Lorraine Klaasen

Nouvelle journée

L’album disponible le 20 mai

Informations : Simon Fauteux / Audrée Loiselle

Montréal, mai 2016 – Nouvelle journée, le nouvel album de Lorraine Klaasen qui sera disponible le 20 mai prochain sur l’étiquette montréalaise Justin Time, est un disque optimiste et dansant, mais aussi lucide, sincère et engagé. Pour la bonne cause, Lorraine Klaasen y chante en tsonga, en sotho, isizulu et xhosa, langues tribales de son pays natal, mais aussi en anglais – avec son charmant accent de Soweto – et, pour la première fois, en français dans la chanson-titre !

Lorraine Klaasen rend hommage à sa mère, la grande Thandie Klaasen en reprenant Izani Nonke, une de ses chansons les plus critiques contre les élus qui nous gouvernent. « Ne faites jamais confiance à un politicien » chante-t-elle, en déplorant le manque d’éthique de ces intouchables et haut-placés, espèces de « marionnettes malhonnêtes » qui prétendent aimer la population pour mieux la voler, l’abuser. Encore d’actualité, n’est-ce pas?
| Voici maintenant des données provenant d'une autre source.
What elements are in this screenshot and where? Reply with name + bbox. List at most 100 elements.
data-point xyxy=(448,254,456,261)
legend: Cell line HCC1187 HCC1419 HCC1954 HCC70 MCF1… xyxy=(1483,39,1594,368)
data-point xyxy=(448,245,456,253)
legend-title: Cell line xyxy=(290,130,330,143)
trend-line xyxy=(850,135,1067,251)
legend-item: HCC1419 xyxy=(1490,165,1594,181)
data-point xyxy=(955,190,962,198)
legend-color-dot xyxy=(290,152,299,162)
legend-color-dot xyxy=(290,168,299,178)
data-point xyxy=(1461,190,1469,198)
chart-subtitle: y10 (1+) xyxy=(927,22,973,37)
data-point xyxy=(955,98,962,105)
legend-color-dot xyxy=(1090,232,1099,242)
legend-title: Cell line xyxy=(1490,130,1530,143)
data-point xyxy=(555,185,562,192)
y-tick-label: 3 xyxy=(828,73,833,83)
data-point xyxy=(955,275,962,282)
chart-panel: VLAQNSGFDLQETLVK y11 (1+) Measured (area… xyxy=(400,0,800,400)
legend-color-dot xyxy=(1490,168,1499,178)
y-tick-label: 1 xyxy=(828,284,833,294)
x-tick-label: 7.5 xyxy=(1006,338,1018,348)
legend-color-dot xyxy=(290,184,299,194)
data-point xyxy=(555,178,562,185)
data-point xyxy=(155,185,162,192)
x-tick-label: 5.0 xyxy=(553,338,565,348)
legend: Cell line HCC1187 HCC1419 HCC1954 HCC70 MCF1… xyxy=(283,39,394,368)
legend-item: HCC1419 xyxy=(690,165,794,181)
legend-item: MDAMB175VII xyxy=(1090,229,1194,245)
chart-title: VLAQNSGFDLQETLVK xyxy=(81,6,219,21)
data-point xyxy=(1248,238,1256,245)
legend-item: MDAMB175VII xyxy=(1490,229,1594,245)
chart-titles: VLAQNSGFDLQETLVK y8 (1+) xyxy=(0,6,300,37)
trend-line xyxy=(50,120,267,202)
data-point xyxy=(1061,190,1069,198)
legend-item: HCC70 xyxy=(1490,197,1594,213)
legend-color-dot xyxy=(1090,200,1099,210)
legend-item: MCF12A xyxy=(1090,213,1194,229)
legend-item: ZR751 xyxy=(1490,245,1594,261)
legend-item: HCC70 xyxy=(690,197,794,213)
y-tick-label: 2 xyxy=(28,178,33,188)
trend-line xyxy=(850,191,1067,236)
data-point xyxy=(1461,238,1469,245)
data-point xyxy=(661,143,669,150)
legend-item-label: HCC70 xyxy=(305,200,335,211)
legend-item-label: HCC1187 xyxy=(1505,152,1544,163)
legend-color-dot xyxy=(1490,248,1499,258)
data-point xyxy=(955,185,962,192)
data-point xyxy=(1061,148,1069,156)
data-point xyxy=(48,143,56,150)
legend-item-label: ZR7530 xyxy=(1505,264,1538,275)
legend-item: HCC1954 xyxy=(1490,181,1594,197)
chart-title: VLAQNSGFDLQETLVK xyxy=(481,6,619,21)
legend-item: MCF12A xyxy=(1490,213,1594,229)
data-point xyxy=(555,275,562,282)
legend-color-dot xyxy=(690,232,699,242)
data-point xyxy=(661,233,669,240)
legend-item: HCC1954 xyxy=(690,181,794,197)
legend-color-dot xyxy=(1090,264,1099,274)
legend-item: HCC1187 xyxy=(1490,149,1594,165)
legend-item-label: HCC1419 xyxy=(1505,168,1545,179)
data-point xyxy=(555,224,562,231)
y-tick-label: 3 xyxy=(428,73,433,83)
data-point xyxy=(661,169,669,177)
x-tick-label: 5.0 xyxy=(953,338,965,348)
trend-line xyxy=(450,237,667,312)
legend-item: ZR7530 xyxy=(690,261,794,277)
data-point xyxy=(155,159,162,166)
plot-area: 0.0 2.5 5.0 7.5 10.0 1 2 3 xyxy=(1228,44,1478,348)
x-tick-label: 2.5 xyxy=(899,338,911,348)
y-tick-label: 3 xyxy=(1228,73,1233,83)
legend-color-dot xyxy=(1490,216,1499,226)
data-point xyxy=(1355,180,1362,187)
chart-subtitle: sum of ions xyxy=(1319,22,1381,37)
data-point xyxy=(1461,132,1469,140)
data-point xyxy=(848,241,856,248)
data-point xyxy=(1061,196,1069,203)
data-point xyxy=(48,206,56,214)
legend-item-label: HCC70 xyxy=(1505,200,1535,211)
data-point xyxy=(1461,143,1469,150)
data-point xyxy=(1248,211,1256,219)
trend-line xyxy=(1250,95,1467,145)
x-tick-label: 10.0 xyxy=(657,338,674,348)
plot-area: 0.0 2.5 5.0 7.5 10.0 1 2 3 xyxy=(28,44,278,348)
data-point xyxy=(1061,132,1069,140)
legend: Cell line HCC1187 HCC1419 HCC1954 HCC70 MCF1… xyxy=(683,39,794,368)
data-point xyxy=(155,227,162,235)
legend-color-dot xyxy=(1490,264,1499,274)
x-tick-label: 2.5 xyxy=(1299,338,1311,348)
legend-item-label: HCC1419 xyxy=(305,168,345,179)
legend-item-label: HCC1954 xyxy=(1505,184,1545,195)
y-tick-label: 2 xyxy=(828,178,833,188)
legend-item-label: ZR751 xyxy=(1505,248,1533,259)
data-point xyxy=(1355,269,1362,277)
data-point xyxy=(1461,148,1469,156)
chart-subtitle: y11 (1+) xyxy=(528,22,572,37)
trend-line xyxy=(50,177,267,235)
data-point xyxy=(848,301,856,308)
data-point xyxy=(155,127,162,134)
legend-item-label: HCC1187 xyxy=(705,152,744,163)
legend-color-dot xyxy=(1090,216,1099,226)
C’est aussi le cas de Where to now? une poignante ballade chargée de soul que Lorraine Klaasen avait écrite, il y a près de 30 ans, implorant la compassion et condamnant la cupidité. « Il y a tellement de gens démunies et sans abri, j’en ai le cœur gros » avoue l’artiste, évoquant la crise des migrants qui sévit en Europe. Elle rajoute, à l’instar de la grande Anoushka Shankar dont l’album Land of Gold sort simultanément : « Nous ne pouvons passer à côté de ce qui se passe dans le monde aujourd’hui ». Mais qui dit Nouvelle journée dit nouvelle vie, nouveau départ!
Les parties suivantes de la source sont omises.